We showed up in Lincoln Park a little late one day... just in time to see the Cops pullin' the plug on the MC-5, and kick'n everyone's ass that didn't flee. Truly, I saw it happen. We were behind the Cops and all the action, so we just walked on over to the Childrens Zoo, where my Ford was parked. It was the ONLY one left... Cops were hangin' out, laughin' and all.

A couple of 'em were sittin' on the hood as we came up. I could hear the hissing of the air as all 4 tires went flat, they thought it was pretty funny, I guess... we split. I fixed the flats, $2 bucks apiece...and headed for the Shelter. I didn't go out at night after that.

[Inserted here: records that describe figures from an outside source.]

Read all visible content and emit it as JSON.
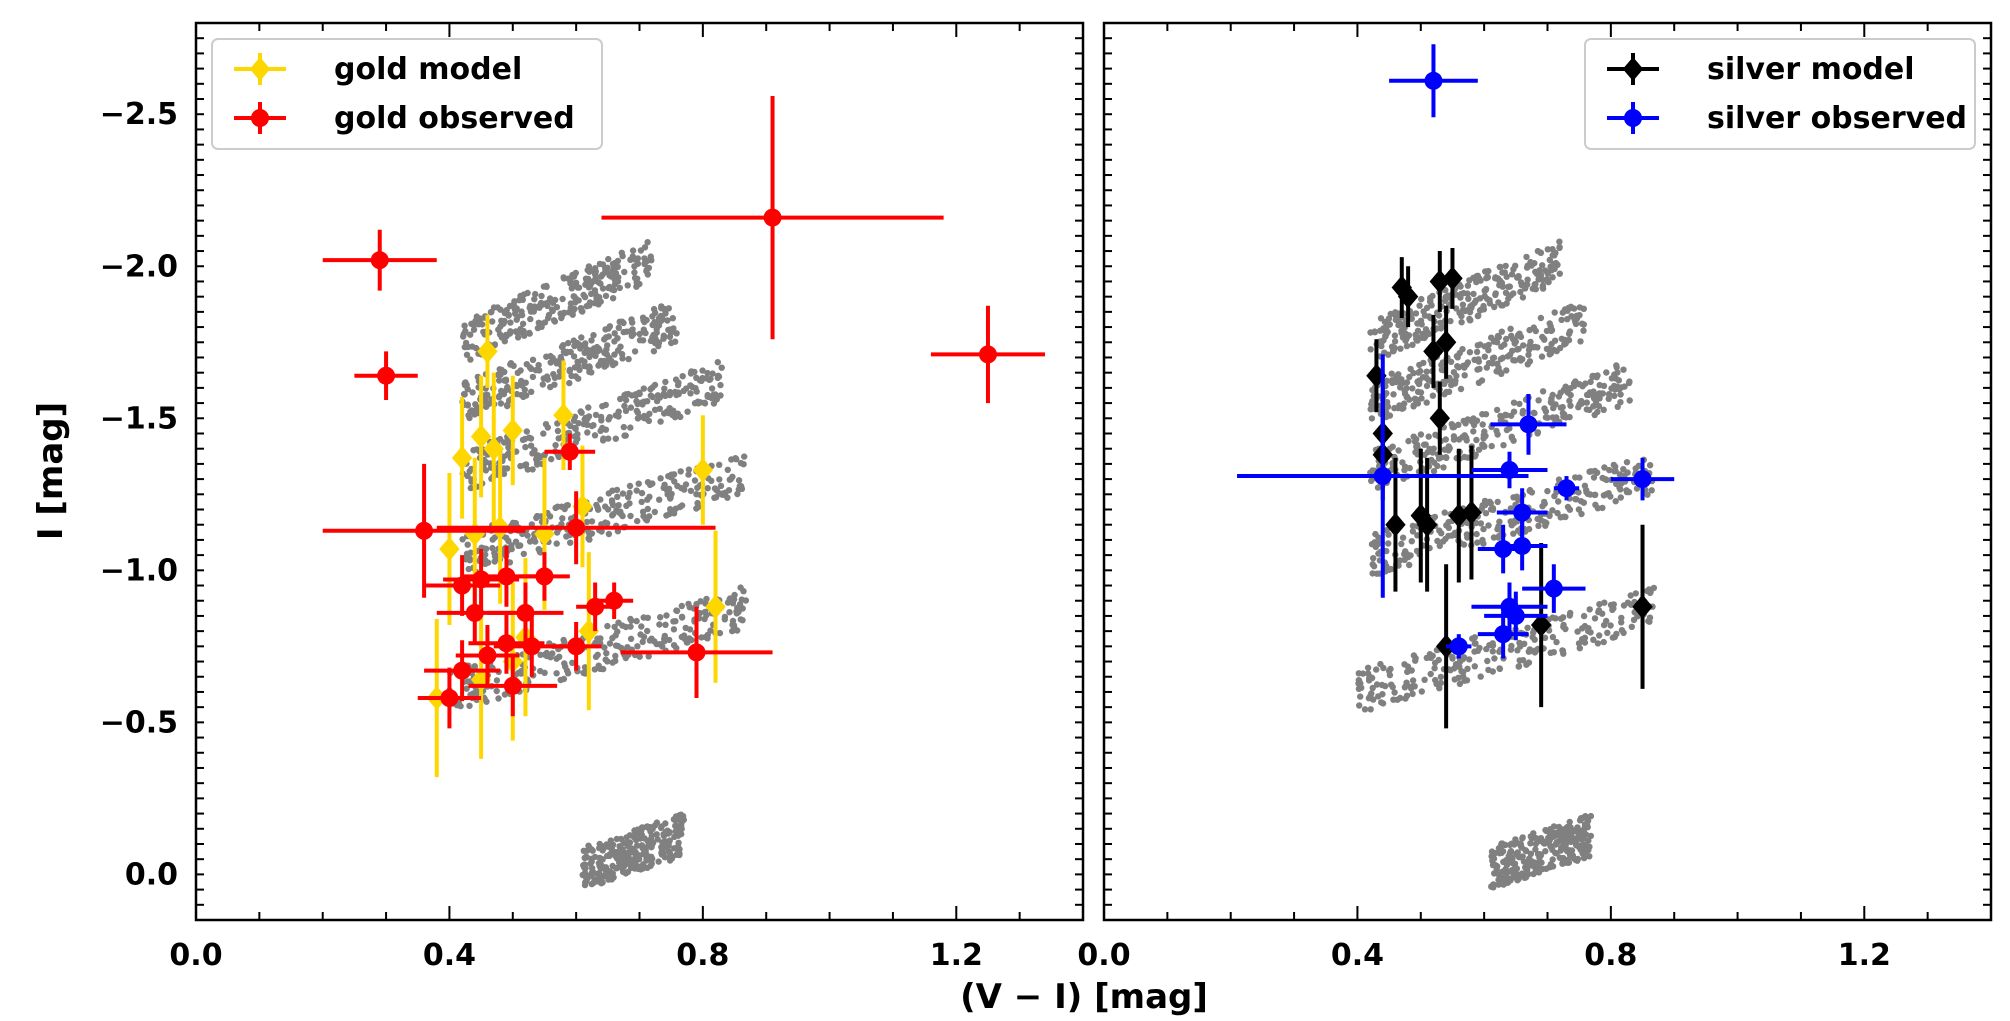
{
  "chart_data": [
    {
      "type": "scatter",
      "panel": "left",
      "xlabel": "(V − I) [mag]",
      "ylabel": "I [mag]",
      "xlim": [
        0.0,
        1.4
      ],
      "ylim": [
        0.15,
        -2.8
      ],
      "x_ticks": [
        0.0,
        0.4,
        0.8,
        1.2
      ],
      "x_tick_labels": [
        "0.0",
        "0.4",
        "0.8",
        "1.2"
      ],
      "y_ticks": [
        -2.5,
        -2.0,
        -1.5,
        -1.0,
        -0.5,
        0.0
      ],
      "y_tick_labels": [
        "−2.5",
        "−2.0",
        "−1.5",
        "−1.0",
        "−0.5",
        "0.0"
      ],
      "legend_position": "top-left",
      "background_bands": [
        {
          "x0": 0.42,
          "y0": -1.75,
          "x1": 0.72,
          "y1": -2.02
        },
        {
          "x0": 0.42,
          "y0": -1.55,
          "x1": 0.76,
          "y1": -1.82
        },
        {
          "x0": 0.42,
          "y0": -1.32,
          "x1": 0.83,
          "y1": -1.62
        },
        {
          "x0": 0.42,
          "y0": -1.05,
          "x1": 0.87,
          "y1": -1.32
        },
        {
          "x0": 0.4,
          "y0": -0.6,
          "x1": 0.87,
          "y1": -0.88
        },
        {
          "x0": 0.61,
          "y0": -0.02,
          "x1": 0.77,
          "y1": -0.13
        }
      ],
      "series": [
        {
          "name": "gold model",
          "color": "#ffd700",
          "marker": "diamond",
          "points": [
            {
              "x": 0.46,
              "y": -1.72,
              "ey": 0.12,
              "ex": 0.0
            },
            {
              "x": 0.45,
              "y": -1.44,
              "ey": 0.2,
              "ex": 0.0
            },
            {
              "x": 0.42,
              "y": -1.37,
              "ey": 0.2,
              "ex": 0.0
            },
            {
              "x": 0.47,
              "y": -1.4,
              "ey": 0.25,
              "ex": 0.0
            },
            {
              "x": 0.5,
              "y": -1.46,
              "ey": 0.18,
              "ex": 0.0
            },
            {
              "x": 0.58,
              "y": -1.51,
              "ey": 0.18,
              "ex": 0.0
            },
            {
              "x": 0.61,
              "y": -1.21,
              "ey": 0.2,
              "ex": 0.0
            },
            {
              "x": 0.4,
              "y": -1.07,
              "ey": 0.25,
              "ex": 0.0
            },
            {
              "x": 0.44,
              "y": -1.12,
              "ey": 0.25,
              "ex": 0.0
            },
            {
              "x": 0.48,
              "y": -1.14,
              "ey": 0.25,
              "ex": 0.0
            },
            {
              "x": 0.55,
              "y": -1.12,
              "ey": 0.25,
              "ex": 0.0
            },
            {
              "x": 0.8,
              "y": -1.33,
              "ey": 0.18,
              "ex": 0.0
            },
            {
              "x": 0.82,
              "y": -0.88,
              "ey": 0.25,
              "ex": 0.0
            },
            {
              "x": 0.38,
              "y": -0.58,
              "ey": 0.26,
              "ex": 0.0
            },
            {
              "x": 0.45,
              "y": -0.64,
              "ey": 0.26,
              "ex": 0.0
            },
            {
              "x": 0.5,
              "y": -0.7,
              "ey": 0.26,
              "ex": 0.0
            },
            {
              "x": 0.52,
              "y": -0.78,
              "ey": 0.26,
              "ex": 0.0
            },
            {
              "x": 0.62,
              "y": -0.8,
              "ey": 0.26,
              "ex": 0.0
            }
          ]
        },
        {
          "name": "gold observed",
          "color": "#ff0000",
          "marker": "circle",
          "points": [
            {
              "x": 0.29,
              "y": -2.02,
              "ex": 0.09,
              "ey": 0.1
            },
            {
              "x": 0.3,
              "y": -1.64,
              "ex": 0.05,
              "ey": 0.08
            },
            {
              "x": 0.91,
              "y": -2.16,
              "ex": 0.27,
              "ey": 0.4
            },
            {
              "x": 1.25,
              "y": -1.71,
              "ex": 0.09,
              "ey": 0.16
            },
            {
              "x": 0.36,
              "y": -1.13,
              "ex": 0.16,
              "ey": 0.22
            },
            {
              "x": 0.6,
              "y": -1.14,
              "ex": 0.22,
              "ey": 0.12
            },
            {
              "x": 0.59,
              "y": -1.39,
              "ex": 0.04,
              "ey": 0.06
            },
            {
              "x": 0.42,
              "y": -0.95,
              "ex": 0.06,
              "ey": 0.1
            },
            {
              "x": 0.45,
              "y": -0.97,
              "ex": 0.06,
              "ey": 0.1
            },
            {
              "x": 0.49,
              "y": -0.98,
              "ex": 0.07,
              "ey": 0.1
            },
            {
              "x": 0.55,
              "y": -0.98,
              "ex": 0.04,
              "ey": 0.08
            },
            {
              "x": 0.44,
              "y": -0.86,
              "ex": 0.06,
              "ey": 0.1
            },
            {
              "x": 0.52,
              "y": -0.86,
              "ex": 0.06,
              "ey": 0.1
            },
            {
              "x": 0.63,
              "y": -0.88,
              "ex": 0.03,
              "ey": 0.08
            },
            {
              "x": 0.66,
              "y": -0.9,
              "ex": 0.03,
              "ey": 0.06
            },
            {
              "x": 0.46,
              "y": -0.72,
              "ex": 0.05,
              "ey": 0.1
            },
            {
              "x": 0.49,
              "y": -0.76,
              "ex": 0.06,
              "ey": 0.1
            },
            {
              "x": 0.53,
              "y": -0.75,
              "ex": 0.06,
              "ey": 0.1
            },
            {
              "x": 0.6,
              "y": -0.75,
              "ex": 0.04,
              "ey": 0.08
            },
            {
              "x": 0.42,
              "y": -0.67,
              "ex": 0.06,
              "ey": 0.1
            },
            {
              "x": 0.4,
              "y": -0.58,
              "ex": 0.05,
              "ey": 0.1
            },
            {
              "x": 0.5,
              "y": -0.62,
              "ex": 0.07,
              "ey": 0.1
            },
            {
              "x": 0.79,
              "y": -0.73,
              "ex": 0.12,
              "ey": 0.15
            }
          ]
        }
      ]
    },
    {
      "type": "scatter",
      "panel": "right",
      "xlabel": "(V − I) [mag]",
      "ylabel": "",
      "xlim": [
        0.0,
        1.4
      ],
      "ylim": [
        0.15,
        -2.8
      ],
      "x_ticks": [
        0.0,
        0.4,
        0.8,
        1.2
      ],
      "x_tick_labels": [
        "0.0",
        "0.4",
        "0.8",
        "1.2"
      ],
      "y_ticks": [
        -2.5,
        -2.0,
        -1.5,
        -1.0,
        -0.5,
        0.0
      ],
      "y_tick_labels": [],
      "legend_position": "top-right",
      "background_bands": [
        {
          "x0": 0.42,
          "y0": -1.75,
          "x1": 0.72,
          "y1": -2.02
        },
        {
          "x0": 0.42,
          "y0": -1.55,
          "x1": 0.76,
          "y1": -1.82
        },
        {
          "x0": 0.42,
          "y0": -1.32,
          "x1": 0.83,
          "y1": -1.62
        },
        {
          "x0": 0.42,
          "y0": -1.05,
          "x1": 0.87,
          "y1": -1.32
        },
        {
          "x0": 0.4,
          "y0": -0.6,
          "x1": 0.87,
          "y1": -0.88
        },
        {
          "x0": 0.61,
          "y0": -0.02,
          "x1": 0.77,
          "y1": -0.13
        }
      ],
      "series": [
        {
          "name": "silver model",
          "color": "#000000",
          "marker": "diamond",
          "points": [
            {
              "x": 0.47,
              "y": -1.93,
              "ey": 0.1,
              "ex": 0.0
            },
            {
              "x": 0.48,
              "y": -1.9,
              "ey": 0.1,
              "ex": 0.0
            },
            {
              "x": 0.53,
              "y": -1.95,
              "ey": 0.1,
              "ex": 0.0
            },
            {
              "x": 0.55,
              "y": -1.96,
              "ey": 0.1,
              "ex": 0.0
            },
            {
              "x": 0.52,
              "y": -1.72,
              "ey": 0.12,
              "ex": 0.0
            },
            {
              "x": 0.54,
              "y": -1.75,
              "ey": 0.12,
              "ex": 0.0
            },
            {
              "x": 0.43,
              "y": -1.64,
              "ey": 0.12,
              "ex": 0.0
            },
            {
              "x": 0.53,
              "y": -1.5,
              "ey": 0.12,
              "ex": 0.0
            },
            {
              "x": 0.44,
              "y": -1.45,
              "ey": 0.15,
              "ex": 0.0
            },
            {
              "x": 0.44,
              "y": -1.38,
              "ey": 0.15,
              "ex": 0.0
            },
            {
              "x": 0.46,
              "y": -1.15,
              "ey": 0.22,
              "ex": 0.0
            },
            {
              "x": 0.5,
              "y": -1.18,
              "ey": 0.22,
              "ex": 0.0
            },
            {
              "x": 0.51,
              "y": -1.15,
              "ey": 0.22,
              "ex": 0.0
            },
            {
              "x": 0.56,
              "y": -1.18,
              "ey": 0.22,
              "ex": 0.0
            },
            {
              "x": 0.58,
              "y": -1.19,
              "ey": 0.22,
              "ex": 0.0
            },
            {
              "x": 0.54,
              "y": -0.75,
              "ey": 0.27,
              "ex": 0.0
            },
            {
              "x": 0.69,
              "y": -0.82,
              "ey": 0.27,
              "ex": 0.0
            },
            {
              "x": 0.85,
              "y": -0.88,
              "ey": 0.27,
              "ex": 0.0
            }
          ]
        },
        {
          "name": "silver observed",
          "color": "#0000ff",
          "marker": "circle",
          "points": [
            {
              "x": 0.52,
              "y": -2.61,
              "ex": 0.07,
              "ey": 0.12
            },
            {
              "x": 0.67,
              "y": -1.48,
              "ex": 0.06,
              "ey": 0.1
            },
            {
              "x": 0.44,
              "y": -1.31,
              "ex": 0.23,
              "ey": 0.4
            },
            {
              "x": 0.64,
              "y": -1.33,
              "ex": 0.06,
              "ey": 0.06
            },
            {
              "x": 0.73,
              "y": -1.27,
              "ex": 0.02,
              "ey": 0.04
            },
            {
              "x": 0.85,
              "y": -1.3,
              "ex": 0.05,
              "ey": 0.07
            },
            {
              "x": 0.66,
              "y": -1.19,
              "ex": 0.04,
              "ey": 0.08
            },
            {
              "x": 0.63,
              "y": -1.07,
              "ex": 0.04,
              "ey": 0.08
            },
            {
              "x": 0.66,
              "y": -1.08,
              "ex": 0.04,
              "ey": 0.08
            },
            {
              "x": 0.71,
              "y": -0.94,
              "ex": 0.05,
              "ey": 0.08
            },
            {
              "x": 0.64,
              "y": -0.88,
              "ex": 0.06,
              "ey": 0.08
            },
            {
              "x": 0.65,
              "y": -0.85,
              "ex": 0.05,
              "ey": 0.08
            },
            {
              "x": 0.63,
              "y": -0.79,
              "ex": 0.04,
              "ey": 0.08
            },
            {
              "x": 0.56,
              "y": -0.75,
              "ex": 0.02,
              "ey": 0.04
            }
          ]
        }
      ]
    }
  ],
  "shared_xlabel": "(V − I) [mag]",
  "ylabel": "I [mag]"
}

It got much worse. Downtown one day... at the Convention Center. THOUSANDS of people... everywhere.The National Guard had jeeps lined up, far as I could see... each one had a 6' x 6' section of chain link fence on the front, with a .50 cal machine gun mounted in the back...made a WALL. It was a HEAVY scene. I understood. THEY didn't like US. My feet never stopped movin' while I was awake. I gave my YIPPIE! button to someone, he asked for it. Ya' know... Youth International Party, what the hell was that? All I knew was I wanted to have a good time... and didn't wanna go to Viet Nam.

Everyone said go to Grant Park... so we did. It was wild. People were climbing up on this big statue thing, carryin' Viet Cong flags and all... Cops came right up after 'em... Down they came... The hard way. The grand finale came at the Band Shell, HUGE crowd... Thousands of people.

Lots of speeches, Dick Gregory, Comedian/Activist, was up... they wanted a March down Michigan Ave. but didn't have a permit... Soooo, Dick invited everyone over to his place, somewhere... just about this time, we being pretty far back, on the edge of the crowd, I see Hundreds of Cops gathering. They formed a Flying V, like a football game, and charged into the crowd, swingin' these 3 foot long clubs, un-believable. They were maybe 20 or 30 feet away, people were goin' down... blood was flyin' and I started movin' FAST... Escaped without a scratch.

We had enough... went back home to Detroit. I think we won.

1 comment:

Fast Film said...

This is not boomer nostalgia, because what we remember and what you've so eloquently described were pretty awful. It's context for people younger than ourselves. I have to remind them that I did have friends arrested for "assaulting police officers" which actually, for the friends, was raising their arms to protect their faces from police batons. There was a funny, insider joke once on "Law & Order" where the Sam Waterston character was explaining to a younger D.A. why law enforcement came down with such overkill on seeming innocents during the '60s anti-war protests: "It came from the top down: the CIA investigated practically anybody who wore paisley."